\name{Sampler-class}
\docType{class}
\alias{Sampler-class}
\alias{FastqSampler-class}
\alias{FastqSampler}
\alias{yield}
\alias{yield,FastqSampler-method}
\alias{show,FastqSampler-method}

\title{Sampling records from fastq files}

\description{

  The \code{Sampler} class represents a subsample of records from a
  file. \code{FastqSampler} is an implementation to sample from a fastq
  file. \code{yield} is the method used to extract the sample from the
  \code{Sampler} or \code{FastqSampler} class; a short illustration is
  in the example below.

}

\usage{
FastqSampler(con, n=1e6, readerBlockSize=1e8, verbose=FALSE)
yield(x, ...)
\S4method{yield}{FastqSampler}(x, ...)
}

\arguments{

  \item{con}{A character string naming a connection, or a connection.}

  \item{n}{The size of the sample (number of records) to be drawn.}

  \item{readerBlockSize}{The number of bytes or characters to be read at
    one time; smaller \code{readerBlockSize} reduces memory requirements
    but is less efficient.}

  \item{verbose}{Display progress.}

  \item{x}{An instance from a class extending the \code{Sampler}-class.}

  \item{...}{Additional arguments; currently none.}

}

\section{Objects from the class}{

  Available \code{Sampler} classes include:

  \describe{

    \item{\code{Sampler}}{Base class; requires implementation.}

    \item{\code{FastqSampler}}{Uniformly sample records from a fastq
      file. See the \code{\link{FastqSampler}} constructor and help
      pages for methods mentioned below. \code{FastqSampler} extends
      \code{Sampler}. }

  }
}

\section{Methods}{

  The following methods are available to users:

  \describe{

    \item{\code{yield}:}{Draw a single sample from the
      instance. Operationally this requires that the underlying data
      (e.g., file) represented by the \code{Sampler} instance be
      visited; this may be time consuming.}

    \item{\code{show}:}{Display summary information about the instance.}

  }

  \code{Sampler} and derived classes are `reference' classes.
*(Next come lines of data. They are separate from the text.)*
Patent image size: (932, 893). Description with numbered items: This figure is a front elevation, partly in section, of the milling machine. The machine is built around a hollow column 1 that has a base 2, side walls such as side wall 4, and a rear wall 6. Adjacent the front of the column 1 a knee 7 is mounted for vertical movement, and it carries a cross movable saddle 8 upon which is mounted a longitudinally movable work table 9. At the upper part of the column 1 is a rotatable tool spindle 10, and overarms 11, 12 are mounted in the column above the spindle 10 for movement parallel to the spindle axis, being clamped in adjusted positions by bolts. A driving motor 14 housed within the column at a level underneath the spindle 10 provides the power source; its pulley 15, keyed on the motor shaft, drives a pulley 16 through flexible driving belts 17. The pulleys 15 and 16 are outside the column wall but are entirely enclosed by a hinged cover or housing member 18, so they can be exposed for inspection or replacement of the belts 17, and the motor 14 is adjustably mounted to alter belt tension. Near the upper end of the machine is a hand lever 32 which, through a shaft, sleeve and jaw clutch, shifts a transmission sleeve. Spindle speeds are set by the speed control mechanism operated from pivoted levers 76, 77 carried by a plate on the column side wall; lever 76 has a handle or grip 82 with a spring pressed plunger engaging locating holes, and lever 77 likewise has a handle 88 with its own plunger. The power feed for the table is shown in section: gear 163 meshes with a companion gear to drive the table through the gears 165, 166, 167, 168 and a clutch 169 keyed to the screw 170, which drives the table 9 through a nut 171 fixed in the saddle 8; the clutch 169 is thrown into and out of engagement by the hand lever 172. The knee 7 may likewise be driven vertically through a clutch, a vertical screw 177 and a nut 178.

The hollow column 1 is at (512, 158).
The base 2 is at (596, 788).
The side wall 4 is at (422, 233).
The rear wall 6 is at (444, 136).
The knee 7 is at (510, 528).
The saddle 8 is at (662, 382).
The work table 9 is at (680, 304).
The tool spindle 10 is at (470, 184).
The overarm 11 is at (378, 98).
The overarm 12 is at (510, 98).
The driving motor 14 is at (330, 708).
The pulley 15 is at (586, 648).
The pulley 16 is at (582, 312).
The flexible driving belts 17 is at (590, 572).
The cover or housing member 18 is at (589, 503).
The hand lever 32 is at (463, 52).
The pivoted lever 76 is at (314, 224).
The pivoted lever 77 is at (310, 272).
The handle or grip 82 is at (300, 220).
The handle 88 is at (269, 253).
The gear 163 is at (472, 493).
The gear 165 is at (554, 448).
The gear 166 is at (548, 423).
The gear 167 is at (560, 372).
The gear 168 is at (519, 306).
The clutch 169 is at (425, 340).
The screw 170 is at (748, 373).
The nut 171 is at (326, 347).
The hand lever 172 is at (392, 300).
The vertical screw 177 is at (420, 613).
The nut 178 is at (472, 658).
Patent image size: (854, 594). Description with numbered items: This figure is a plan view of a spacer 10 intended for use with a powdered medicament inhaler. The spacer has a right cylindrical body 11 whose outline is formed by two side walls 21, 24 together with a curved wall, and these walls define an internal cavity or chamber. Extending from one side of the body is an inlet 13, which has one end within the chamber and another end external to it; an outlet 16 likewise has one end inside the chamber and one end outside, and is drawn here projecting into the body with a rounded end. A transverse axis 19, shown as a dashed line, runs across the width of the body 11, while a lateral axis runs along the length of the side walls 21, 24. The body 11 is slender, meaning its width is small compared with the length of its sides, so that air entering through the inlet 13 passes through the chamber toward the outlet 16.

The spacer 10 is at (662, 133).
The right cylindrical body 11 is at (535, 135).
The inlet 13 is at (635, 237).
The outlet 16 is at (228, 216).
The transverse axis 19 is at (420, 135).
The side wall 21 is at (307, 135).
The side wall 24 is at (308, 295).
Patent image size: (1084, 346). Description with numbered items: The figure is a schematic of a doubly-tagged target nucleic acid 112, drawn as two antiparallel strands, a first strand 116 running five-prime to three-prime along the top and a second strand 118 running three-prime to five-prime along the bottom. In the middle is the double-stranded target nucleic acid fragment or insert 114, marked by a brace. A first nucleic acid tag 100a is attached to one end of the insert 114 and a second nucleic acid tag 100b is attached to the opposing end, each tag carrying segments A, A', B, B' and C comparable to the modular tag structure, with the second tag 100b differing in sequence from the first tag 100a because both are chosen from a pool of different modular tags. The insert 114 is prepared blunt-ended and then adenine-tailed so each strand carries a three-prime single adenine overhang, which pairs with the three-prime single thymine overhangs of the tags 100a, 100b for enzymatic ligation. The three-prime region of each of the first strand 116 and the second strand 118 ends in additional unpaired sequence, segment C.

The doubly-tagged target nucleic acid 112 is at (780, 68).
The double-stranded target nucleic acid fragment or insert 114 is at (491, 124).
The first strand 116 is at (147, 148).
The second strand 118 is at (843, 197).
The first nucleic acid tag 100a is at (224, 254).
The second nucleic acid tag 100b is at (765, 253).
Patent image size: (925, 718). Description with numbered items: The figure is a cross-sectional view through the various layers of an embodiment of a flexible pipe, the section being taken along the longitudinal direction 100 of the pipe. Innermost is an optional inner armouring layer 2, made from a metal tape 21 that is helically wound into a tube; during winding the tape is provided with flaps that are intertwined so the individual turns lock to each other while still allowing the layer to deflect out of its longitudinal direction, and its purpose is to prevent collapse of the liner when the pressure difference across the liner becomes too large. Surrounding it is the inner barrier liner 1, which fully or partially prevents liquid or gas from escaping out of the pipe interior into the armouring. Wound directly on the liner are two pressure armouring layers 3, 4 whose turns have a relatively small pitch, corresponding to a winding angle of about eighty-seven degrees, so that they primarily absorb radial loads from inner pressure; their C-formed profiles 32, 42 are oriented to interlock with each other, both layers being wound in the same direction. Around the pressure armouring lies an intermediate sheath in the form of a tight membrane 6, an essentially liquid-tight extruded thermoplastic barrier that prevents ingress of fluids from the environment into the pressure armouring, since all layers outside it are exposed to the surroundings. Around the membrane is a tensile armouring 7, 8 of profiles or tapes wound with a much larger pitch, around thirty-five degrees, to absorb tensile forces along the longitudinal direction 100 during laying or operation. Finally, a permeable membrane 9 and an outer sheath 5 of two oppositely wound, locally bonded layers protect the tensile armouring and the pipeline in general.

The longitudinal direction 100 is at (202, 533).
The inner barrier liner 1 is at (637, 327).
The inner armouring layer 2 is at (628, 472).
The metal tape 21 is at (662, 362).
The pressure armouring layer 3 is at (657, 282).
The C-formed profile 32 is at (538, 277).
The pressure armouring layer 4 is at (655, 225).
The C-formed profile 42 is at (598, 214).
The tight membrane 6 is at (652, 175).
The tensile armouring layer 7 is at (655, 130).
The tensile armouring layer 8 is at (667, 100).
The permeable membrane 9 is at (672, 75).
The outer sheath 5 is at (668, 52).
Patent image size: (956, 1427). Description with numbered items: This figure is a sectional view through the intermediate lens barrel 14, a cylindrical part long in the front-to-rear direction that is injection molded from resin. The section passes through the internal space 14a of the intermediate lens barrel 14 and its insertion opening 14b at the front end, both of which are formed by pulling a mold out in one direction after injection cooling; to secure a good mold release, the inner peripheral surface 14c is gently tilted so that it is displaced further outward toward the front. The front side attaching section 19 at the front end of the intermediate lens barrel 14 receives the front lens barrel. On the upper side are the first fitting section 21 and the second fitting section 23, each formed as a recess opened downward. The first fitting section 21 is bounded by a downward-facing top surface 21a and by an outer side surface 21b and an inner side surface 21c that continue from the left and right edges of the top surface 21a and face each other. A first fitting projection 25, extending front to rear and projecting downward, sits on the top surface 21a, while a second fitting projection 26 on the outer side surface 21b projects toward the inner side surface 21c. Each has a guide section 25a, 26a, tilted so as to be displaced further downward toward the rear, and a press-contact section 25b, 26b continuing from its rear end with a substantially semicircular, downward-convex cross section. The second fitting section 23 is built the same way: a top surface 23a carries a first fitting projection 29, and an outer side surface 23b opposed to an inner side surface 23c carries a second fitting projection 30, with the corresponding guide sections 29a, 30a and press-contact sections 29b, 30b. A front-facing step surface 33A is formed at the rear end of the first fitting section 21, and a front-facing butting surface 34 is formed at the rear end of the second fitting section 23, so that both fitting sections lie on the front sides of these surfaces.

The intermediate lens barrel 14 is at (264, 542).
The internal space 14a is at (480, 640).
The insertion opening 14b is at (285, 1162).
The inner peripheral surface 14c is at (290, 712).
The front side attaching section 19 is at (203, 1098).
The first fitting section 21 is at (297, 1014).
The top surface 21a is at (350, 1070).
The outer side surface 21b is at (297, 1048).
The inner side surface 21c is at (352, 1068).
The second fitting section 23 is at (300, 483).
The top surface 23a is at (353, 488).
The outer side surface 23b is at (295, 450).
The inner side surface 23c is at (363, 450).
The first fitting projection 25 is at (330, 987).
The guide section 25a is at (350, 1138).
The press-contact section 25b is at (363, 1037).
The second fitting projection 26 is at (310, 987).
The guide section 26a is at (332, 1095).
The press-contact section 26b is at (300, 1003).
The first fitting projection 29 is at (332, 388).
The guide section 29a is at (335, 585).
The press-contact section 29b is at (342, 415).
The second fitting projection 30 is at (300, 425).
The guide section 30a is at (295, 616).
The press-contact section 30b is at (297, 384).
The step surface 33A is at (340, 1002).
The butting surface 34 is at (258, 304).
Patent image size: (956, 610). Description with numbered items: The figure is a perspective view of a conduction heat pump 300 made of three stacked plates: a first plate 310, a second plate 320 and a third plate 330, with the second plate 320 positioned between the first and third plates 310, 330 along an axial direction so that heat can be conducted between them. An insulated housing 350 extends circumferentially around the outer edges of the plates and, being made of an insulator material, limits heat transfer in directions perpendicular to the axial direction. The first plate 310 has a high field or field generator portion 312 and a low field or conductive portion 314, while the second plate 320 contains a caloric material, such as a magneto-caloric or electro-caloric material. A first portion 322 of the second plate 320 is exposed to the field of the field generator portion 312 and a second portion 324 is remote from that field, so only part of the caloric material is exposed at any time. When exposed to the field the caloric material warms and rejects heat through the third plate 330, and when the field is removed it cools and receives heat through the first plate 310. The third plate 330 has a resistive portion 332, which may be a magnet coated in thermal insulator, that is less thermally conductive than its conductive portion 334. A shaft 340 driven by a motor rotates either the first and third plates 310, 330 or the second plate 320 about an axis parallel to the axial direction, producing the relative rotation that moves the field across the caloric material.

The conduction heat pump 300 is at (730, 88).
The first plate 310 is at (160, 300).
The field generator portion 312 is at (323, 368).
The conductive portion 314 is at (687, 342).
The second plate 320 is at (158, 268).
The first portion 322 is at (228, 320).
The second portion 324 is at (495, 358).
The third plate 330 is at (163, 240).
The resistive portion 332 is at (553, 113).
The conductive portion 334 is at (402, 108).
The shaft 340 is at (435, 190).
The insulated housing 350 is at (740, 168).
The
  intended implementation is that users do not access the methods and
  fields of the class directly, but instead use S4 methods defined on
  the class. Nonetheless, methods and fields are available by accessing
  the class definitions. Field and method documentation are as described
  in \code{?ReferenceClasses}.

}

\seealso{
  \code{\link{FastqQuality}} for instance construction.
  \code{\link{yield}} for generic and method description.
}

\examples{
sp <- SolexaPath(system.file('extdata', package='ShortRead'))
fl <- file.path(analysisPath(sp), "s_1_sequence.txt")
f <- FastqSampler(fl, 50, verbose=TRUE)
yield(f)    # sample of size n=50
yield(f)    # independent sample of size 50


## Internal fields, methods, and help; for developers
ShortRead:::.Sampler$methods()
ShortRead:::.Sampler$fields()
ShortRead:::.Sampler$help("get")
## Internal -- sampled records as list of raw();
##   yield() knows how to translate these to ShortReadQ
f$status()
recs <- f$get()
str(recs[1:5])
}